(HealthDay News) — In an observational analysis published online July 1 in The Lancet Infectious Diseases, community monkeypox virus transmission is described in a group of individuals who identified as men who have sex with men (MSM) and presented with skin lesions.
Nicolò Girometti, M.D., from the Chelsea and Westminster Hospital NHS Foundation Trust in London, and colleagues conducted an observational analysis considering patients with confirmed monkeypox virus infection attending open-access sexual health clinics between May 14 and May 25, 2022.
The researchers note that monkeypox infection was confirmed in 54 individuals, all of whom identified as MSM; 24 percent of the patients were living with HIV. Overall, 67 percent reported fatigue or lethargy, 57 percent reported fever, and 18 percent had no prodromal symptoms.
All of the patients presented with skin lesions, 94 percent of which were anogenital; 89 percent had skin lesions affecting more than one anatomical site and 7 percent had oropharyngeal lesions. Fifty-five percent of those with monkeypox had lymphadenopathy. Twenty-five percent of patients had a concurrent sexually transmitted infection. Nine percent of the patients were admitted to the hospital, mainly because of pain or localized bacterial cellulitis that required antibiotic intervention or analgesia. No fatal outcomes were recorded.
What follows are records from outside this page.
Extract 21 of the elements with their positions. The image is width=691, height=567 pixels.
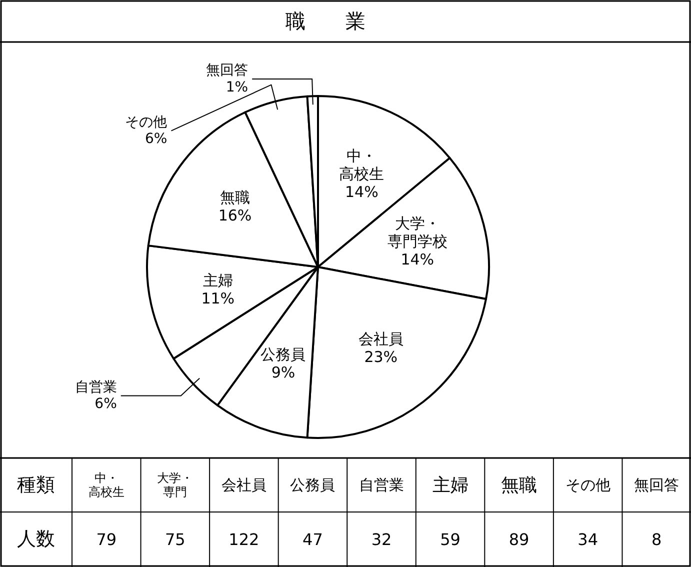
table-head: その他 (565, 476, 610, 494)
data-label: 8 (652, 530, 662, 548)
data-label: 89 (508, 530, 530, 548)
table-head: 自営業 (359, 476, 404, 494)
data-label: 79 (96, 530, 117, 548)
table-head: 主婦 (432, 474, 468, 496)
table-head: 大学・専門 (157, 470, 194, 500)
data-label: 32 (371, 530, 392, 548)
data-label: 47 (302, 530, 323, 548)
table-head: 種類 (17, 474, 55, 496)
data-label: 75 (164, 530, 186, 548)
table-head: 無回答 (634, 476, 680, 494)
title: 職業 (286, 9, 406, 33)
table-head: 無職 (501, 474, 538, 496)
table-head: 人数 (17, 528, 55, 550)
table-head: 中・高校生 (88, 470, 124, 500)
table-head: 公務員 (290, 476, 336, 494)
table-head: 会社員 (221, 476, 266, 494)
data-label: 34 (578, 530, 598, 548)
data-label: 59 (440, 530, 460, 548)
data-label: 122 (228, 530, 260, 548)
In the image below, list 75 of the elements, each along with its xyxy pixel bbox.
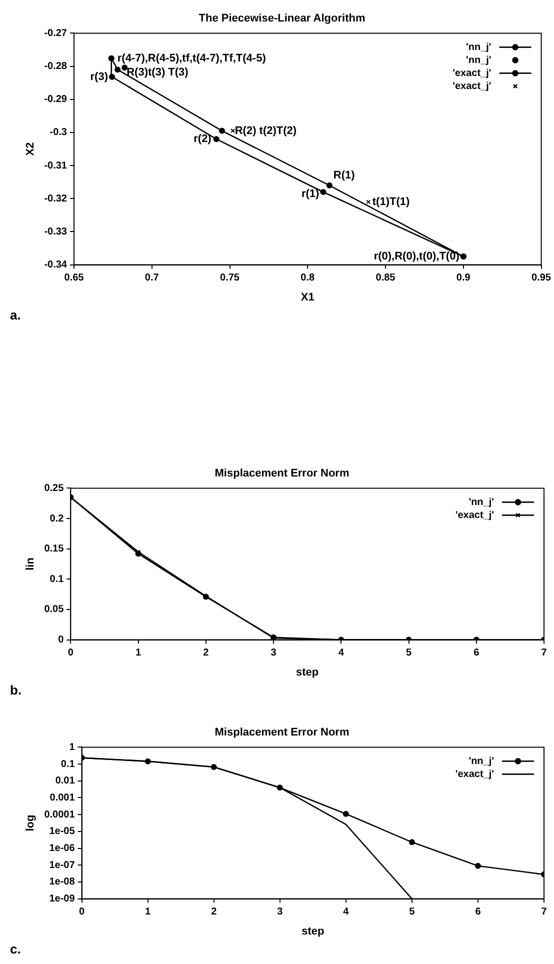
x-tick-label: 0.85 [376, 272, 396, 284]
y-tick-label: 0.15 [44, 544, 64, 555]
x-tick-label: 6 [475, 906, 482, 918]
x-axis-title: step [302, 925, 324, 938]
y-axis-title: lin [24, 557, 37, 570]
x-tick-label: 7 [541, 906, 548, 918]
y-axis-title: log [24, 814, 37, 832]
y-tick-label: 0.1 [50, 574, 64, 585]
annotation: R(1) [333, 169, 356, 182]
legend-label: 'exact_j' [455, 510, 494, 521]
legend-label: 'nn_j' [468, 756, 494, 767]
annotation: t(1)T(1) [372, 196, 410, 208]
x-tick-label: 5 [406, 648, 412, 659]
y-tick-label: 0.01 [55, 776, 76, 787]
y-tick-label: -0.28 [44, 61, 68, 72]
x-tick-label: 7 [541, 648, 548, 659]
annotation: r(4-7),R(4-5),tf,t(4-7),Tf,T(4-5) [117, 52, 266, 64]
text: a. [10, 308, 21, 323]
legend-label: 'exact_j' [452, 68, 492, 79]
y-tick-label: 0.1 [60, 758, 76, 770]
legend-label: 'nn_j' [466, 54, 492, 66]
y-tick-label: -0.33 [44, 226, 68, 238]
chart-title: Misplacement Error Norm [214, 468, 350, 480]
x-tick-label: 0.95 [532, 272, 552, 284]
y-tick-label: 1e-09 [49, 894, 76, 905]
legend-label: 'exact_j' [455, 768, 494, 780]
x-tick-label: 6 [474, 648, 480, 659]
x-tick-label: 4 [343, 906, 350, 918]
chart-title: The Piecewise-Linear Algorithm [198, 12, 366, 25]
y-tick-label: 1 [69, 742, 76, 753]
x-tick-label: 1 [136, 648, 142, 659]
x-tick-label: 0.75 [220, 272, 240, 284]
annotation: R(3)t(3) T(3) [126, 66, 189, 79]
x-axis-title: X1 [300, 291, 314, 304]
legend-label: 'exact_j' [452, 80, 492, 92]
chart-title: Misplacement Error Norm [214, 726, 350, 739]
y-axis-title: X2 [24, 142, 37, 156]
x-tick-label: 4 [338, 648, 344, 659]
x-tick-label: 0.65 [64, 272, 84, 284]
y-tick-label: 0.25 [44, 482, 64, 494]
x-tick-label: 2 [211, 906, 218, 918]
x-axis-title: step [296, 666, 319, 678]
y-tick-label: 0 [58, 634, 64, 646]
y-tick-label: 0.05 [44, 604, 64, 616]
x-tick-label: 3 [270, 648, 277, 659]
y-tick-label: 1e-08 [49, 876, 76, 888]
annotation: r(0),R(0),t(0),T(0) [374, 250, 460, 263]
text: b. [10, 682, 22, 698]
y-tick-label: 1e-06 [49, 843, 76, 854]
text: c. [10, 942, 21, 957]
x-tick-label: 0.9 [456, 272, 471, 284]
y-tick-label: -0.3 [50, 127, 68, 138]
x-tick-label: 0.8 [300, 272, 316, 284]
y-tick-label: -0.32 [44, 193, 68, 204]
y-tick-label: -0.27 [44, 28, 68, 39]
annotation: r(3) [90, 70, 108, 83]
x-tick-label: 0 [79, 906, 86, 918]
x-tick-label: 5 [409, 906, 416, 918]
x-tick-label: 0.7 [144, 272, 160, 284]
y-tick-label: 0.001 [50, 792, 76, 804]
x-tick-label: 1 [145, 906, 152, 918]
annotation: R(2) t(2)T(2) [234, 124, 297, 137]
y-tick-label: 0.2 [50, 513, 64, 524]
legend-label: 'nn_j' [466, 42, 492, 53]
y-tick-label: 0.0001 [44, 809, 76, 820]
annotation: r(2) [194, 133, 212, 146]
y-tick-label: 1e-07 [49, 860, 76, 871]
x-tick-label: 3 [277, 906, 284, 918]
y-tick-label: -0.34 [44, 260, 68, 271]
annotation: r(1) [301, 188, 320, 200]
y-tick-label: -0.31 [44, 160, 68, 172]
y-tick-label: 1e-05 [49, 826, 76, 838]
x-tick-label: 2 [203, 648, 210, 659]
y-tick-label: -0.29 [44, 94, 68, 106]
legend-label: 'nn_j' [468, 496, 494, 508]
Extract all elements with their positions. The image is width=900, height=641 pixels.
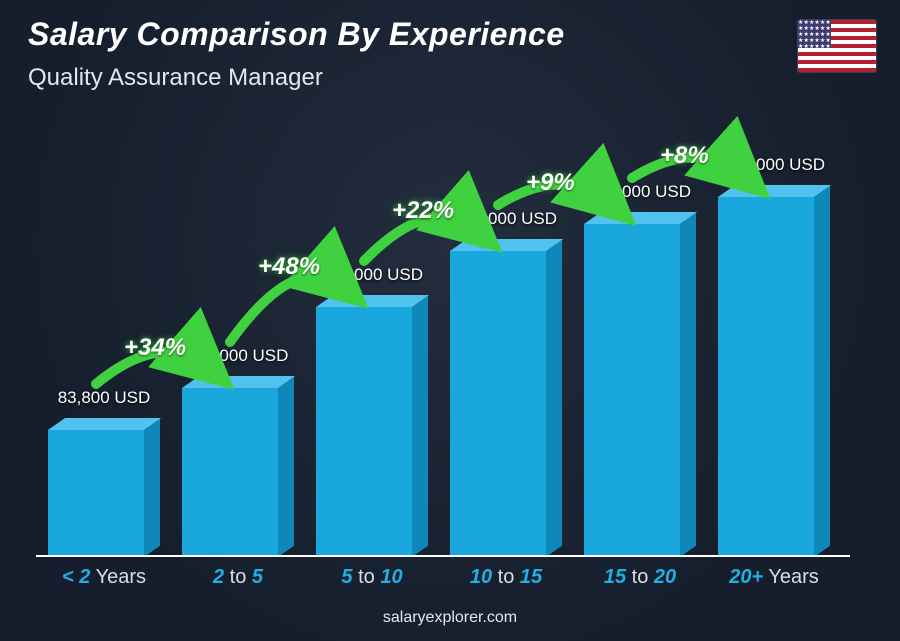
page-title: Salary Comparison By Experience [28, 16, 565, 53]
bar-value-0: 83,800 USD [58, 388, 151, 408]
bar-xlabel-0: < 2 Years [62, 566, 146, 589]
bar-4: 220,000 USD15 to 20 [584, 224, 696, 557]
delta-label-5: +8% [660, 142, 709, 170]
footer-credit: salaryexplorer.com [0, 609, 900, 627]
bar-xlabel-5: 20+ Years [729, 566, 819, 589]
bar-value-5: 238,000 USD [723, 155, 825, 175]
bar-value-3: 202,000 USD [455, 209, 557, 229]
bar-value-1: 112,000 USD [188, 346, 289, 366]
delta-label-1: +34% [124, 334, 186, 362]
salary-bar-chart: 83,800 USD< 2 Years112,000 USD2 to 5165,… [36, 110, 850, 593]
bar-xlabel-2: 5 to 10 [341, 566, 402, 589]
delta-label-3: +22% [392, 197, 454, 225]
bar-1: 112,000 USD2 to 5 [182, 388, 294, 557]
bar-3: 202,000 USD10 to 15 [450, 251, 562, 557]
delta-label-4: +9% [526, 169, 575, 197]
delta-label-2: +48% [258, 253, 320, 281]
bar-0: 83,800 USD< 2 Years [48, 430, 160, 557]
bar-xlabel-1: 2 to 5 [213, 566, 263, 589]
bar-xlabel-4: 15 to 20 [604, 566, 676, 589]
bar-xlabel-3: 10 to 15 [470, 566, 542, 589]
bar-value-2: 165,000 USD [321, 265, 423, 285]
us-flag-icon: ★★★★★★★★★★★★★★★★★★★★★★★★★★★★★★ [798, 20, 876, 72]
chart-baseline [36, 555, 850, 557]
page-subtitle: Quality Assurance Manager [28, 64, 323, 92]
infographic-stage: Salary Comparison By Experience Quality … [0, 0, 900, 641]
bar-5: 238,000 USD20+ Years [718, 197, 830, 557]
bar-2: 165,000 USD5 to 10 [316, 307, 428, 557]
bar-value-4: 220,000 USD [589, 182, 691, 202]
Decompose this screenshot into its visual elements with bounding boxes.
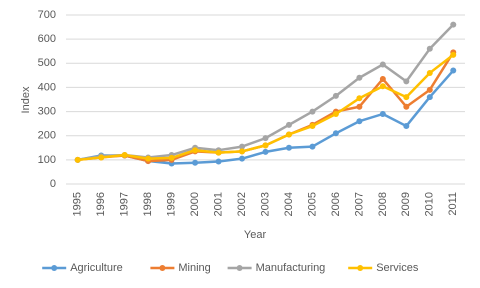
legend-marker [51,265,58,271]
legend-marker [357,265,364,271]
x-tick-label: 2009 [400,192,412,216]
point [192,147,199,154]
point [239,148,246,155]
point [403,94,410,101]
point [285,131,292,138]
point [309,123,316,130]
y-axis-label: Index [20,86,32,113]
point [168,154,175,161]
y-tick-label: 500 [38,57,56,69]
point [98,154,105,161]
point [332,110,339,117]
legend-label: Agriculture [70,262,123,274]
y-tick-label: 0 [50,178,56,190]
x-tick-label: 2003 [259,192,271,216]
point [356,95,363,102]
point [426,86,433,93]
point [74,156,81,163]
point [379,83,386,90]
point [356,103,363,110]
point [379,110,386,117]
y-tick-label: 600 [38,33,56,45]
point [121,152,128,159]
point [309,143,316,150]
point [379,61,386,68]
y-tick-label: 700 [38,9,56,21]
x-tick-label: 1996 [95,192,107,216]
point [192,159,199,166]
y-tick-label: 400 [38,81,56,93]
point [450,67,457,74]
x-tick-label: 1997 [119,192,131,216]
point [426,69,433,76]
x-axis-label: Year [244,229,267,241]
legend-label: Mining [178,262,210,274]
point [262,142,269,149]
legend-marker [236,265,243,271]
point [332,92,339,99]
point [239,155,246,162]
point [285,144,292,151]
x-tick-label: 2002 [236,192,248,216]
point [426,94,433,101]
point [215,149,222,156]
x-tick-label: 2011 [447,192,459,216]
point [262,148,269,155]
x-tick-label: 2007 [353,192,365,216]
x-tick-label: 2010 [424,192,436,216]
legend-label: Services [376,262,419,274]
legend-marker [159,265,166,271]
x-tick-label: 1999 [166,192,178,216]
point [403,103,410,110]
y-tick-label: 300 [38,105,56,117]
point [332,130,339,137]
point [450,51,457,58]
point [356,118,363,125]
y-tick-label: 200 [38,130,56,142]
x-tick-label: 2008 [377,192,389,216]
point [145,155,152,162]
x-tick-label: 2000 [189,192,201,216]
point [403,78,410,85]
legend-label: Manufacturing [256,262,326,274]
point [403,123,410,130]
point [239,143,246,150]
point [285,121,292,128]
x-tick-label: 2004 [283,192,295,216]
point [356,74,363,81]
x-tick-label: 2006 [330,192,342,216]
point [215,158,222,165]
point [262,135,269,142]
x-tick-label: 1995 [72,192,84,216]
x-tick-label: 1998 [142,192,154,216]
y-tick-label: 100 [38,154,56,166]
point [379,75,386,82]
x-tick-label: 2001 [212,192,224,216]
point [309,108,316,115]
point [426,45,433,52]
x-tick-label: 2005 [306,192,318,216]
point [450,21,457,28]
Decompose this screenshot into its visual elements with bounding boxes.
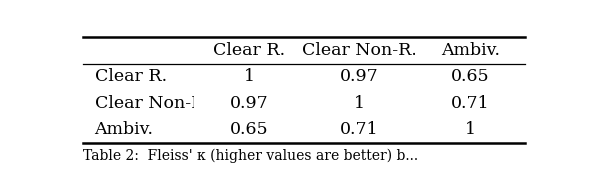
Text: Table 2:  Fleiss' κ (higher values are better) b...: Table 2: Fleiss' κ (higher values are be… [83, 149, 419, 163]
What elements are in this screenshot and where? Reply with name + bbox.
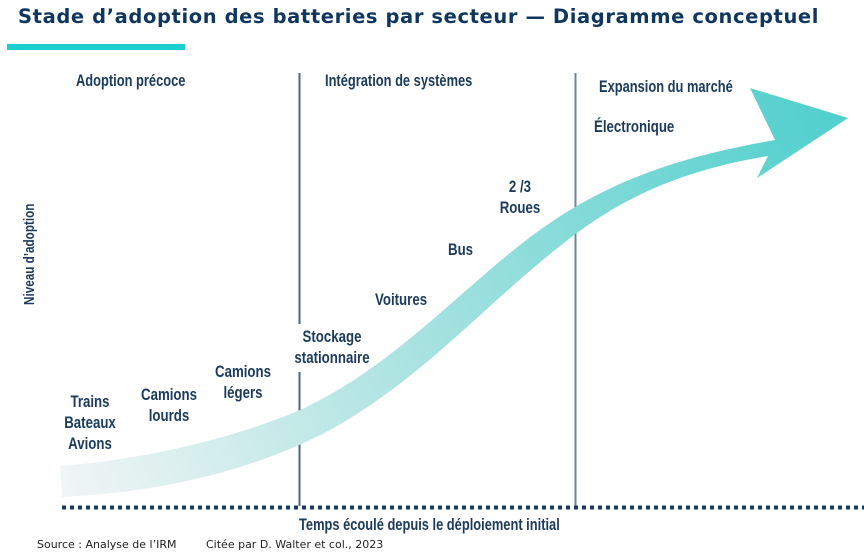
source-note: Source : Analyse de l’IRM xyxy=(37,538,177,551)
sector-label-electronique: Électronique xyxy=(594,116,674,137)
page-title: Stade d’adoption des batteries par secte… xyxy=(18,5,820,28)
sector-line: Voitures xyxy=(375,290,428,309)
adoption-curve-arrow xyxy=(60,88,848,497)
sector-line: Stockage xyxy=(302,327,362,346)
sector-line: Électronique xyxy=(594,117,675,136)
sector-line: Trains xyxy=(70,392,110,411)
sector-label-2-3-roues: 2 /3 Roues xyxy=(489,176,551,218)
sector-line: Avions xyxy=(68,434,112,453)
sector-label-bus: Bus xyxy=(448,239,473,260)
sector-label-stockage-stationnaire: Stockage stationnaire xyxy=(293,326,371,368)
phase-label-adoption-precoce: Adoption précoce xyxy=(76,72,186,90)
y-axis-label: Niveau d’adoption xyxy=(21,203,38,305)
sector-line: légers xyxy=(223,383,263,402)
citation-note: Citée par D. Walter et col., 2023 xyxy=(206,538,384,551)
sector-line: lourds xyxy=(148,406,190,425)
sector-line: Camions xyxy=(140,385,197,404)
sector-label-trains-bateaux-avions: Trains Bateaux Avions xyxy=(56,391,123,454)
sector-line: Bus xyxy=(448,240,474,259)
sector-line: Bateaux xyxy=(64,413,116,432)
phase-label-expansion-marche: Expansion du marché xyxy=(599,78,733,96)
sector-label-voitures: Voitures xyxy=(375,289,427,310)
sector-line: Camions xyxy=(214,362,271,381)
sector-line: 2 /3 xyxy=(508,177,532,196)
x-axis-label: Temps écoulé depuis le déploiement initi… xyxy=(299,516,560,534)
sector-line: stationnaire xyxy=(294,348,370,367)
title-accent-bar xyxy=(7,44,185,50)
sector-label-camions-legers: Camions légers xyxy=(208,361,278,403)
sector-label-camions-lourds: Camions lourds xyxy=(134,384,204,426)
sector-line: Roues xyxy=(499,198,541,217)
phase-label-integration-systemes: Intégration de systèmes xyxy=(325,72,473,90)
“Although all cases reported in this study were in MSM, it is essential to balance targeted health promotion to groups that are disproportionately affected by the current outbreak with the avoidance of intensive media coverage generating stigmatization, and to remain alert to the possibility of spread to other groups,” the authors write.
Several authors disclosed financial ties to the pharmaceutical industry.